A dodici anni di distanza dal kolossal Titanic, torna nelle sale un film targato James Cameron ed è un ritorno trionfale quello del regista di Kapuskasing, con una pellicola che promette di diventare il caso cinematografico non solo del neonato 2010 ma del prossimo decennio: Avatar.

Basterebbero solo alcuni dati a spiegare tanto clamore: quindici anni di lavorazione, 200 milioni di dollari di budget, di cui gran parte investiti per il pieno sviluppo delle tecniche di computer graphics, con macchine da presa addirittura create appositamente per la ripresa diretta in 3D, al fine di impiegare come mai fatto prima d'ora il nuovo Digital 3D, sviluppandone tutte le potenzialità, mutandone la concezione in maniera rivoluzionaria, tramutandolo da mero espediente estetico, da elemento quasi ludico della visione, in elemento primario, fondante dell'opera stessa.

Un'operazione "titanica" appunto, come solo James Cameron sa fare, volta a dar finalmente forma alla visione che il regista aveva sin dal ‘95 e alla quale aveva dovuto rinunciare per le allora troppo acerbe tecniche di animazione.
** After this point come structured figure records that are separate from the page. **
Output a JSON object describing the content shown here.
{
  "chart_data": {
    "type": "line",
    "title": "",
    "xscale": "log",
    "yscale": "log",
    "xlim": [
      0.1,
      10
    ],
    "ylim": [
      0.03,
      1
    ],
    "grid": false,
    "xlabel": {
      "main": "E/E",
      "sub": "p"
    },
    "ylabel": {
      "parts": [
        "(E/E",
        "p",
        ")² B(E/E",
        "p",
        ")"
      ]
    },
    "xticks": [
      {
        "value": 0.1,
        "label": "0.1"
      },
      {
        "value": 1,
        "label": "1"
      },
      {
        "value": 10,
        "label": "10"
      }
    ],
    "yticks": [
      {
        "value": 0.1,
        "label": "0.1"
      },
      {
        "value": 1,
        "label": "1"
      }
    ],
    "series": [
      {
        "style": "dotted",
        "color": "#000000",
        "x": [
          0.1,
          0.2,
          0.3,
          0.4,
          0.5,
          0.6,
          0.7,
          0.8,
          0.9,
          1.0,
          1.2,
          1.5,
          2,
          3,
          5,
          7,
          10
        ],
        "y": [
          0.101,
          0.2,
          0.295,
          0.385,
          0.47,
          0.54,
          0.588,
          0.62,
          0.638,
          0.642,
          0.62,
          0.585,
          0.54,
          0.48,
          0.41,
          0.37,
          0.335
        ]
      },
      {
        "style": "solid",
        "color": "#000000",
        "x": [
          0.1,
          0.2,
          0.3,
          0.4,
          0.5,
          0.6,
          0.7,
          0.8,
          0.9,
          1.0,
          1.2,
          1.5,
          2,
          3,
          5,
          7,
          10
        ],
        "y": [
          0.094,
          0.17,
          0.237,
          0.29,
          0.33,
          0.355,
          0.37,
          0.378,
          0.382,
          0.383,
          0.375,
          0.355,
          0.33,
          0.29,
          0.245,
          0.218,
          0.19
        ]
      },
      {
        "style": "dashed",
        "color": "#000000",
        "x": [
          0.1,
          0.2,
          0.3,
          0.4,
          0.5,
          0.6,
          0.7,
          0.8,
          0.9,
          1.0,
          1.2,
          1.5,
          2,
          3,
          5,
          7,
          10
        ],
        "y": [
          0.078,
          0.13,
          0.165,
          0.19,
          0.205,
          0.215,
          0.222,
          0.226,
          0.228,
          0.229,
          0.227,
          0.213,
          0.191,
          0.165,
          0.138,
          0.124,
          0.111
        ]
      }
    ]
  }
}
Quella visione aveva un nome: Pandora, il variopinto mondo alieno teatro dello scontro fra gli umani e gli indigeni Na'Vi, un mondo sospeso tra realtà e fantasia, incredibilmente estraniante eppure così vero. Un realismo impossibile da realizzare senza la nuova generazione di effetti speciali messi a punto dai tecnici della Weta Digital, effetti speciali finalmente al servizio dell'opera e non, come troppo spesso avviene, semplice riempitivo o artificio.

Ma veniamo alla trama: nel 2154 una compagnia terrestre vuole conquistare il pianeta Pandora per impadronirsi di un particolare minerale che risolverebbe una profonda crisi energetica, ma l'atmosfera aliena è irrespirabile per gli umani che hanno perciò geneticamente sviluppato un ibrido umano/alieno denominato avatar, ibrido che un uomo può controllare collegandosi ad una sofisticata interfaccia mentale che gli permette di vivere nel suo simulacro. Jake Sully, un ex marine divenuto invalido, viene scelto per controllare un avatar inviato sul pianeta col preciso scopo di mescolarsi agli alieni Na'Vi, primitivi e pacifici, apprenderne gli usi e i costumi, e tentare poi la via diplomatica. Jake però cambierà idea e si schiererà al fianco dei suoi nuovi simili per difendere Pandora dalla sanguinosa invasione.

Ad un primo sguardo nulla di trascendentale; la vicenda, non certo innovativa, appare quasi un mix fra Matrix e Balla coi lupi, ma è la straordinaria modernità, non solo tecnica ma concettuale, a rendere Avatar speciale, tramutandolo in una riflessione metalinguistica sul mezzo cinematografico stesso. I più attenti infatti scorgeranno nella vicenda i germi di un nuovo modo di concepire il cinema ed il tentativo di abbatterne i confini, un progettato rinnovamento strutturale incarnato metaforicamente dal personaggio di Jake Sully. Questi, costretto all'immobilità dal suo handicap, impara pian piano a muoversi nel nuovo corpo e a familiarizzare con la nuova realtà. Allo stesso modo lo spettatore, bloccato in poltrona, si muove come Sully nella sua esperienza "avatar": dapprima inebetito e strabiliato, impara presto a conoscere il nuovo ambiente, fino a venirne avvolto, a divenire parte di esso, proprio come gli alieni Na'Vi sono in comunione spirituale con il loro pianeta.

Ecco lo straordinario merito da riconoscere a Cameron: essere riuscito a rivoluzionare, o meglio a potenziare, il dispositivo cinematografico classico (la sala buia, le poltroncine, la cabina, il proiettore, lo schermo bianco) ed aver così davvero infranto la barriera dello schermo, portando lo spettatore all'interno della finzione mutatasi così in realtà. Grazie a quest'incredibile magia Avatar potrà allora non solo essere per la fantascienza odierna ciò che fu Blade Runner trent'anni fa ma, dal punto di vista della modernità, valicare i confini del genere e diventare una pietra miliare per il cinema tutto. Non perdetelo.